Harlequin ichthyosis is an inherited disorder that mainly affects the skin. Babies born with the condition have hard, thick skin covering most of their bodies. The rare skin disorder is inherited in an autosomal recessive pattern.
The mutation in ABCA12 gene is believed to be involved in transport of lipids (fats) into the spaces between the cells in the skin's uppermost layer. The ABCA12 gene provides instructions for making a protein, which is necessary for the normal development of skin cells. Protein has a vital role in the transportation of lipids (fat) in the epidermis (the outermost layer of the skin).
The mutations in the ABCA12 gene prevent the cell from making any ABCA12 protein, which is why the hardening of skin tissues. As the result of mutation, the protein is not transported to the lipids (fat). This interferes with the normal development of the epidermis, and leads to the development of hard, thick scales.
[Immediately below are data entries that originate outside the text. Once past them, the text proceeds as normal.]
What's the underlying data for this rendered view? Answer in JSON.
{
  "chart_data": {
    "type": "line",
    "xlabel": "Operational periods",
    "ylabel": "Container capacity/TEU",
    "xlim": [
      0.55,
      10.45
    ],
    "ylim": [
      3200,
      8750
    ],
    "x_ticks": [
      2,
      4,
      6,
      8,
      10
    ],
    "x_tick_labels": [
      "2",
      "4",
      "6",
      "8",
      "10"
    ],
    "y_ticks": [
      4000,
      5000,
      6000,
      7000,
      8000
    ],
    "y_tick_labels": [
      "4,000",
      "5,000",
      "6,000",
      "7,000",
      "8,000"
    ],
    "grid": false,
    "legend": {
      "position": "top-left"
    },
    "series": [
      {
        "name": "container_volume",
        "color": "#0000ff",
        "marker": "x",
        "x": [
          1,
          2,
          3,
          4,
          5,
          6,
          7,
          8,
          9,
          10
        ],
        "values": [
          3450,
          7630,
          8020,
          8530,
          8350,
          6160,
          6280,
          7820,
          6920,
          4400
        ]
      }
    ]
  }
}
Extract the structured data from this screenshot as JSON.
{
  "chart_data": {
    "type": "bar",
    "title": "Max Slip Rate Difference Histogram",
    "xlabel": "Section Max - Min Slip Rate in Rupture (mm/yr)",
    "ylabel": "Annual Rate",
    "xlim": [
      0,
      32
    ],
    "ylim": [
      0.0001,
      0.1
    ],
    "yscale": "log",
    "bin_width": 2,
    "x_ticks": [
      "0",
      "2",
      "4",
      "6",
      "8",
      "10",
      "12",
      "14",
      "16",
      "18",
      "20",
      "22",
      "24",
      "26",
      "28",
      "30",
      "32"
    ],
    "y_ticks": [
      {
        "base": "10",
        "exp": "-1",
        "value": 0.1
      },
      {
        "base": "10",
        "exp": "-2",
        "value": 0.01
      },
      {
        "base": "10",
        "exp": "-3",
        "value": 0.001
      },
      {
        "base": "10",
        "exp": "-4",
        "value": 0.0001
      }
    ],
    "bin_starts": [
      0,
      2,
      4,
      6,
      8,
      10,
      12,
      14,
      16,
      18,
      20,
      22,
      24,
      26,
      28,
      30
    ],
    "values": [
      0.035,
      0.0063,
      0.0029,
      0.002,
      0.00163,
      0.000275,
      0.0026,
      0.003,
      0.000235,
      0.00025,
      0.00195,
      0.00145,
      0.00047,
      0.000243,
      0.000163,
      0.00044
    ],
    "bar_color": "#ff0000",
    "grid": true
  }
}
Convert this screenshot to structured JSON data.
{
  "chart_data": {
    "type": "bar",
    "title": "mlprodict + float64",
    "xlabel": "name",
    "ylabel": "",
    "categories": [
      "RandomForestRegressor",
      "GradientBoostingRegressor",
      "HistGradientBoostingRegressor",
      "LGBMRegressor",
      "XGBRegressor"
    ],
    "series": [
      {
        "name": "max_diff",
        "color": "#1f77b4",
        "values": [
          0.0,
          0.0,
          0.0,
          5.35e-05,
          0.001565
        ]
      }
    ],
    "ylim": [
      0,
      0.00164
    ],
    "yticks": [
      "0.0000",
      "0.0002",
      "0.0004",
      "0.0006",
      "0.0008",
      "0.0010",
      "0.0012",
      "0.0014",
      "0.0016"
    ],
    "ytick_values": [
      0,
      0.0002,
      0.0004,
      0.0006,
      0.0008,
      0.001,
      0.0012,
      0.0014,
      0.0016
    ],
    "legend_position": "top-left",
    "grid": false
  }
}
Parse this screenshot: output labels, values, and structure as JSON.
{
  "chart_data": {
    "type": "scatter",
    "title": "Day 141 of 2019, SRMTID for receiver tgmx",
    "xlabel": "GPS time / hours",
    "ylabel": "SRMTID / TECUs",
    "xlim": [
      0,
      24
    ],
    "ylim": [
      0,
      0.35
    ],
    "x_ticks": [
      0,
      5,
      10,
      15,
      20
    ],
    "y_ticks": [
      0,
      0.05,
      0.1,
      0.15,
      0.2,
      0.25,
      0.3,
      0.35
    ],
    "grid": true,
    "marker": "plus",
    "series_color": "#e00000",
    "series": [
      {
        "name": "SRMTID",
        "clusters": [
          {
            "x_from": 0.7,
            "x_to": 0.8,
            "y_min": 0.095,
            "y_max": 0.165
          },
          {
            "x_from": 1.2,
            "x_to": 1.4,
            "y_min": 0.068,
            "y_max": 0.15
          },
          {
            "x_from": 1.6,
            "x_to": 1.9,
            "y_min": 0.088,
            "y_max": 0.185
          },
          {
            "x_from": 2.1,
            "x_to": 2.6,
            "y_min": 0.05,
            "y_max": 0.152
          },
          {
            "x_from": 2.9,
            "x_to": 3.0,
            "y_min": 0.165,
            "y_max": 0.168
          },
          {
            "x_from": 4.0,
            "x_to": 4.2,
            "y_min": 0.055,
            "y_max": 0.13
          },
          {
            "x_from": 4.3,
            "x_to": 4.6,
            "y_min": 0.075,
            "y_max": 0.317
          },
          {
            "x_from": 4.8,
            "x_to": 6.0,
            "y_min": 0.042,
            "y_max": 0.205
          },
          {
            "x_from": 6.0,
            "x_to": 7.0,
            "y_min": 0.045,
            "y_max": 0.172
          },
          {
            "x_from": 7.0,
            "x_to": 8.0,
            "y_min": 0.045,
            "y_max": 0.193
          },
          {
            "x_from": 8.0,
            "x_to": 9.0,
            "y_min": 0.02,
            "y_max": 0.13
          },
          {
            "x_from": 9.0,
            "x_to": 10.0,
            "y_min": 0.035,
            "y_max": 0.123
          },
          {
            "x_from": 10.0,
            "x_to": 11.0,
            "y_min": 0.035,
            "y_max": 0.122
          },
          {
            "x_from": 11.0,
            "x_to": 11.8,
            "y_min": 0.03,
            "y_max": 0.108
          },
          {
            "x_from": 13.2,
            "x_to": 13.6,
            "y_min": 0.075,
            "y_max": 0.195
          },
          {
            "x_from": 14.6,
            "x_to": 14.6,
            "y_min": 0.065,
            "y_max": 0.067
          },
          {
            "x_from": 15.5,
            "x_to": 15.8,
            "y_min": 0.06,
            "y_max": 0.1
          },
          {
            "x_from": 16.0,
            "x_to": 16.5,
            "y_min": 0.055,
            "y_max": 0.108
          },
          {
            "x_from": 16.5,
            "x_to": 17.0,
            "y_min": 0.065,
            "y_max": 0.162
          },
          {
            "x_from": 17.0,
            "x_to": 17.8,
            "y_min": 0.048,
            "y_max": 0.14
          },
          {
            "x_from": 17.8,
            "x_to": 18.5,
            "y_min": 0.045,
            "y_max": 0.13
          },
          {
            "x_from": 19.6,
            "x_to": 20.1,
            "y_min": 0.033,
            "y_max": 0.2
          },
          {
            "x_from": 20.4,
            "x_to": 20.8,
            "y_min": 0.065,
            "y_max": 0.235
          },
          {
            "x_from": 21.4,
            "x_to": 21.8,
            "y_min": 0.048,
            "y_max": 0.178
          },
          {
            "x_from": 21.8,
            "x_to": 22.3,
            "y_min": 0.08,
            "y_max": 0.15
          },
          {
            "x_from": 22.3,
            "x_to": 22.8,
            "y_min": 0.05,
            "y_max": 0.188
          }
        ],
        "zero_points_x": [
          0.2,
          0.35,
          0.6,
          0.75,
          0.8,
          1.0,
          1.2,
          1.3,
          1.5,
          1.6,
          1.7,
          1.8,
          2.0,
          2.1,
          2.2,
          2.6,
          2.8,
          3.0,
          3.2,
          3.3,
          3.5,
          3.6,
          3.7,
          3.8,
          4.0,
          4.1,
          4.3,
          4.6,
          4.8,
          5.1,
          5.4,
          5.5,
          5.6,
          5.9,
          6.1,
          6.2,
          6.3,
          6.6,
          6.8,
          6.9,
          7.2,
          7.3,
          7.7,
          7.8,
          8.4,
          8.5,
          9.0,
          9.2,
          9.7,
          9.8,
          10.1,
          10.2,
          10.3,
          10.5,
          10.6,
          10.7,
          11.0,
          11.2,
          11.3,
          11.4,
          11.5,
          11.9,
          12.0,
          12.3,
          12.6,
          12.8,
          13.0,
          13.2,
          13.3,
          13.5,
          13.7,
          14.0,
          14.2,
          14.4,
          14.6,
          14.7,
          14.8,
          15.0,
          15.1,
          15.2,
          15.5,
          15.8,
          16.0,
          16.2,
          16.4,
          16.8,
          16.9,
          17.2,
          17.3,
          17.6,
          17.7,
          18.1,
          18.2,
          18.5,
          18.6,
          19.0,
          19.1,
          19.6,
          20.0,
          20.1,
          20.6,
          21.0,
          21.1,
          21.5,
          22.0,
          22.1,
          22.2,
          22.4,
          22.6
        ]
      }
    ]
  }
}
Harlequin ichthyosis needs immediate medical care, as the babies are more prone to dehydration, fluid loss and infections. The babies born with the medical condition are cared for at the intensive care unit (ICU) to maintain a safe body temperature and prevent complications that may arise in the course.
The necessary measures may include delivering fluids and nutrition through intravenous tubes, monitoring of electrolytes and sodium, high humidity incubator to maintain body temperature, and Lubrication and protection of the eyes. Besides, antibiotics and retinoids may be prescribed to prevent infection and accelerate shedding of the skin scales, respectively.